TURTELTAUB: It does bug me a little that it’s not considered a Christmas movie. One of the advantages of being a Christmas movie is that it airs every year at Christmas. Instead, you’re more likely to see “Jingle All the Way” and “The Santa Clause 3” than “While You Were Sleeping.”

PULLMAN: I never thought of it as a Christmas movie. But without being cloyingly about Christmas, it’s just enough to make sense, I guess.

GALLAGHER: I’ve always assumed it was a Christmas movie, but that could have just been the scarf.

Twenty-five years later, the film still resonates with fans.

TURTELTAUB: The best compliment I ever got was a woman told me, “I went to that movie with my boyfriend, and by the end of the night he was my fiance.” That’s when you know you’ve done something right, when you can get inside a person’s soul a little bit.

PULLMAN: Usually people say, “My mom was in love with you.” My son Lewis is an actor now, and he’s really good with the YouTube stuff. By accident, I saw that he had saved two scenes from “While You Were Sleeping.” That was the most touching thing.

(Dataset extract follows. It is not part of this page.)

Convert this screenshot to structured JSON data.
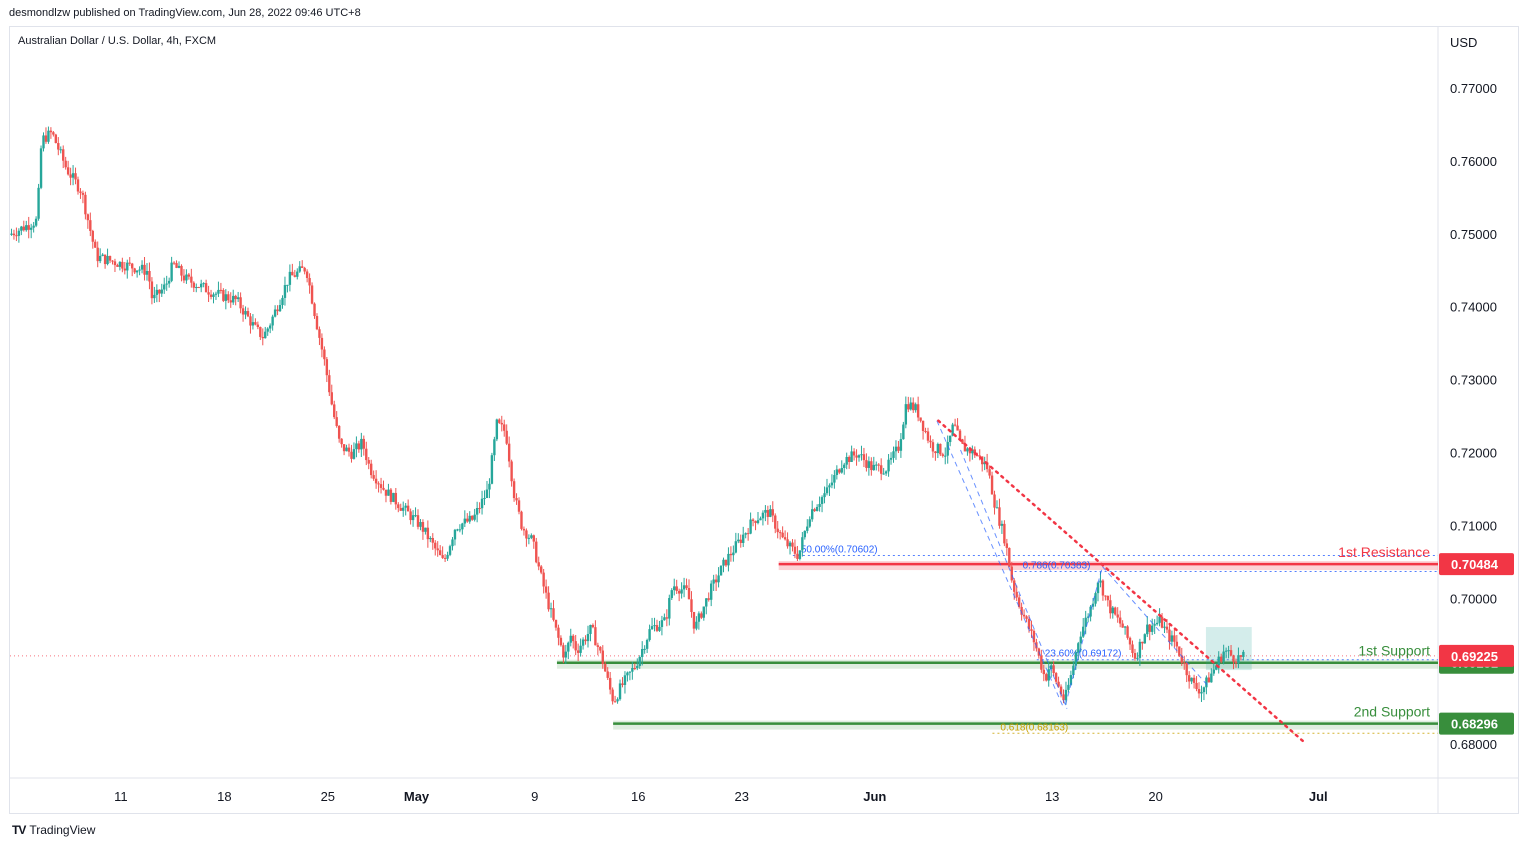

BULLOCK: I think it’s time to make my kids watch it. In this next week, I’m going to watch it with them. I avoid looking at myself, like all actors, but when I see it through my kids’ eyes, then I can enjoy it.

GALLAGHER: I like to judge by the delight in the eyes of the people who have felt the need to tell me it’s their favorite movie. If you can contribute to a movie that’s made people happy for all these years, that’s pretty much what you hope to accomplish, especially in times like these.